What these subjective, personal and somewhat random observations suggest to me is the future of the farming of fruit and vegetables in Britain is this. With Britain leaving the EU I see it as unlikely that the lot of fruit-pickers in Britain will get any better. On the 19 December 2019 the Johnson government published a revised version of the EU withdrawal agreement which no longer contains clauses on the protection of EU-derived workers’ rights. Robots aside (fruit picking robots are a long way from being viable), a demand for fruit pickers (which has apparently gone from four fruit pickers to each job to four jobs for each fruit-picker) will inevitably drive up wages, so I doubt the British supermarkets will accept the corresponding increase in the price of produce required by farmers for their operations to remain profitable.
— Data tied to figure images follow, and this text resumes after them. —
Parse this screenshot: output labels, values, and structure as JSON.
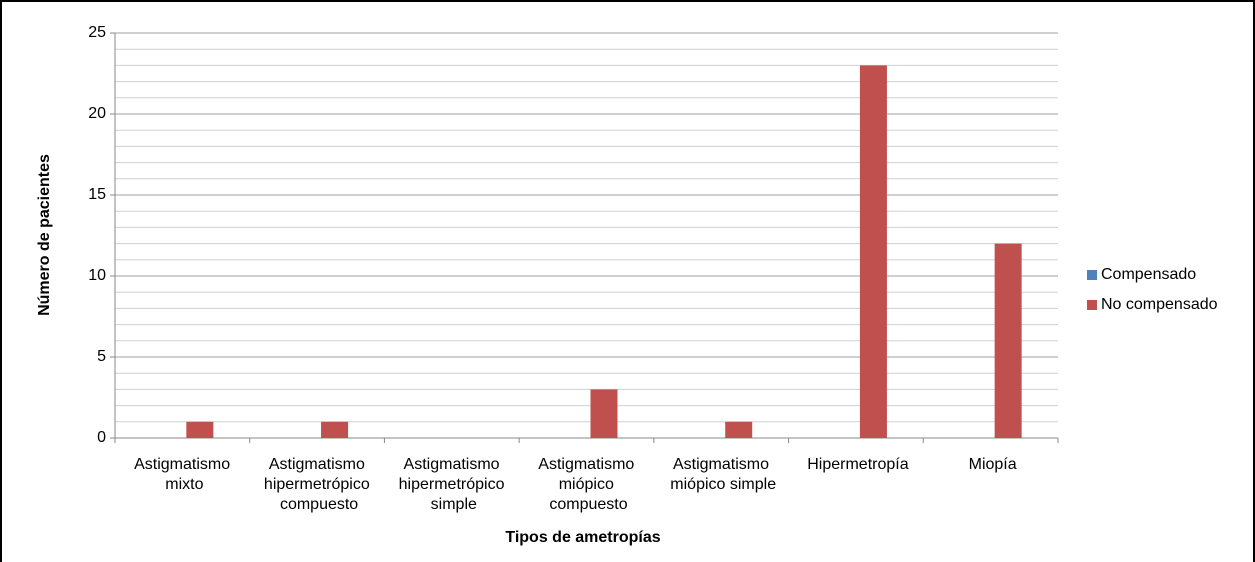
{
  "chart_data": {
    "type": "bar",
    "x_label": "Tipos de ametropías",
    "y_label": "Número de pacientes",
    "categories": [
      "Astigmatismo mixto",
      "Astigmatismo hipermetrópico compuesto",
      "Astigmatismo hipermetrópico simple",
      "Astigmatismo miópico compuesto",
      "Astigmatismo miópico simple",
      "Hipermetropía",
      "Miopía"
    ],
    "series": [
      {
        "name": "Compensado",
        "color": "#4f81bd",
        "values": [
          0,
          0,
          0,
          0,
          0,
          0,
          0
        ]
      },
      {
        "name": "No compensado",
        "color": "#c0504d",
        "values": [
          1,
          1,
          0,
          3,
          1,
          23,
          12
        ]
      }
    ],
    "ylim": [
      0,
      25
    ],
    "yticks": [
      0,
      5,
      10,
      15,
      20,
      25
    ],
    "minor_yticks": [
      1,
      2,
      3,
      4,
      6,
      7,
      8,
      9,
      11,
      12,
      13,
      14,
      16,
      17,
      18,
      19,
      21,
      22,
      23,
      24
    ],
    "grid": true,
    "legend": "right"
  }
}
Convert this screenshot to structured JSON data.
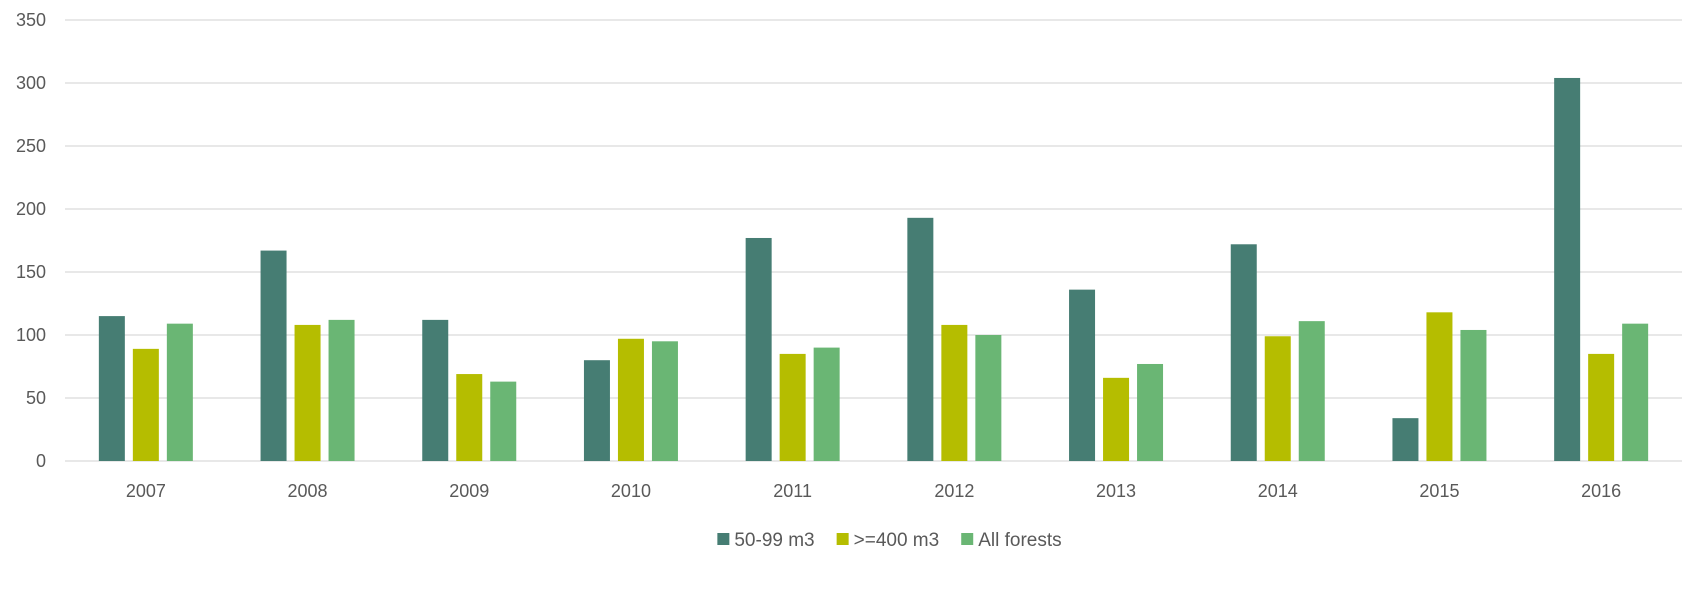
{
  "chart_data": {
    "type": "bar",
    "title": "",
    "xlabel": "",
    "ylabel": "",
    "categories": [
      "2007",
      "2008",
      "2009",
      "2010",
      "2011",
      "2012",
      "2013",
      "2014",
      "2015",
      "2016"
    ],
    "series": [
      {
        "name": "50-99 m3",
        "color": "#467d73",
        "values": [
          115,
          167,
          112,
          80,
          177,
          193,
          136,
          172,
          34,
          304
        ]
      },
      {
        "name": ">=400 m3",
        "color": "#b5bd00",
        "values": [
          89,
          108,
          69,
          97,
          85,
          108,
          66,
          99,
          118,
          85
        ]
      },
      {
        "name": "All forests",
        "color": "#6ab674",
        "values": [
          109,
          112,
          63,
          95,
          90,
          100,
          77,
          111,
          104,
          109
        ]
      }
    ],
    "ylim": [
      0,
      350
    ],
    "yticks": [
      "0",
      "50",
      "100",
      "150",
      "200",
      "250",
      "300",
      "350"
    ],
    "grid": true,
    "legend_position": "bottom-center"
  },
  "colors": {
    "gridline": "#d9d9d9",
    "text": "#595959"
  }
}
There are therefore two ways this could go. Either the government will takes steps to make the environment for the unemployed so unpleasant that they will be induced to chase low paid agricultural work to avoid starvation as my ancestors did, or alternative suppliers to British farms will fill the void on the supermarket shelves. The countries that may gain the most out of the latter are non-EU countries with low labour costs that are not the other side of the world and have climates that suit agricultural production. The British government has already had preliminary talks with several North African countries such as Morocco, Algeria and Tunisia and these may well be smart places for investment in a post-Brexit economy.